Of the 48 patients involved, 47 had primary hyperparathyroidism, and 1 had secondary hyperparathyroidism. 90% of the patients were female, and the average age at the time of surgery was 61 years.
At the time of diagnosis, 75% of patients had symptoms of the disease, including nephrolithiasis in 61 % of patients and osteopathy/osteoporosis in more than half of the patients.
The median pre-op and post-op PTH levels were 141.4 [elevated] (range 79-751 pg/ml) and 61.0 [normal] (range 23-391 pg/ml), respectively.

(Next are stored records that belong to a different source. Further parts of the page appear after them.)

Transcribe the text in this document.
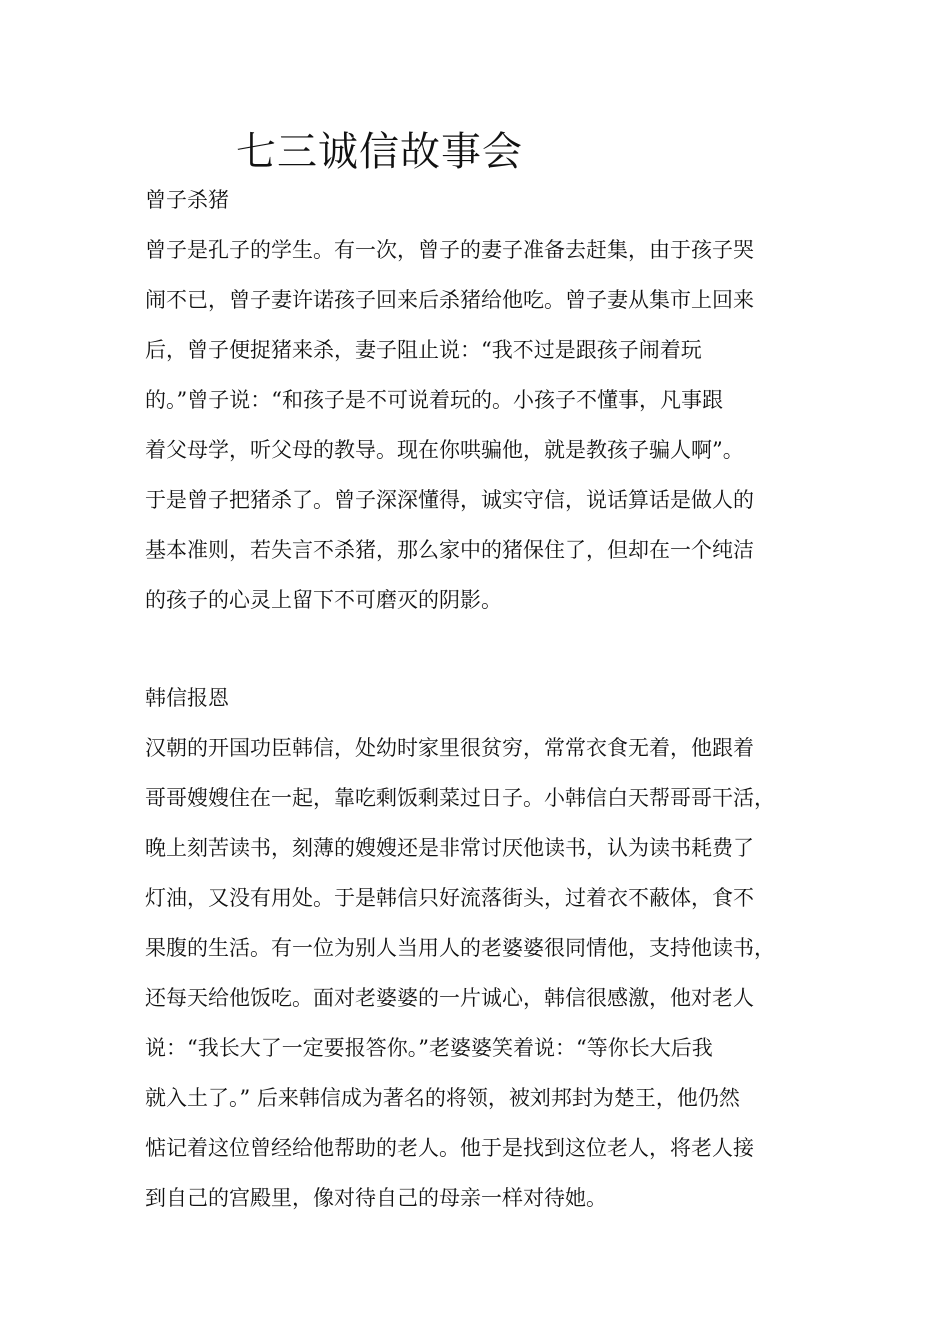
七三诚信故事会
曾子杀猪
曾子是孔子的学生。有一次，曾子的妻子准备去赶集，由于孩子哭
闹不已，曾子妻许诺孩子回来后杀猪给他吃。曾子妻从集市上回来
后，曾子便捉猪来杀，妻子阻止说：“我不过是跟孩子闹着玩
的。”曾子说：“和孩子是不可说着玩的。小孩子不懂事，凡事跟
着父母学，听父母的教导。现在你哄骗他，就是教孩子骗人啊”。
于是曾子把猪杀了。曾子深深懂得，诚实守信，说话算话是做人的
基本准则，若失言不杀猪，那么家中的猪保住了，但却在一个纯洁
的孩子的心灵上留下不可磨灭的阴影。
韩信报恩
汉朝的开国功臣韩信，处幼时家里很贫穷，常常衣食无着，他跟着
哥哥嫂嫂住在一起，靠吃剩饭剩菜过日子。小韩信白天帮哥哥干活，
晚上刻苦读书，刻薄的嫂嫂还是非常讨厌他读书，认为读书耗费了
灯油，又没有用处。于是韩信只好流落街头，过着衣不蔽体，食不
果腹的生活。有一位为别人当用人的老婆婆很同情他，支持他读书，
还每天给他饭吃。面对老婆婆的一片诚心，韩信很感激，他对老人
说：“我长大了一定要报答你。”老婆婆笑着说：“等你长大后我
就入土了。” 后来韩信成为著名的将领，被刘邦封为楚王，他仍然
惦记着这位曾经给他帮助的老人。他于是找到这位老人，将老人接
到自己的宫殿里，像对待自己的母亲一样对待她。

41 patients (86%) had a surgical specimen compatible with parathyroid adenoma, 4 patients (8%) had hyperplasia of the thyroid gland, and 3 patients (6%) had no parathyroid tissue in the histopathological analysis. There were no cases of parathyroid gland carcinoma.
Post-operative complications affected 5 patients (10%), with transient hypocalcemia in 4 patients and transient vocal cord paresis in 1 patient. No pain or wound-related complications were noted, and there were no mortalities. 44 patients (92%) met the cure criteria, while two experienced recurrent hyperparathyroidism, and two persistent hyperparathyroidism.
Follow‐up duration varied from six months to 24 months.
Parathyroidectomy is a safe treatment for hyperparathyroidism in our hospital center. Considering the low incidence of hyperparathyroidism, our sample of 48 patients was meaningful to evaluate the outcome of parathyroid surgery.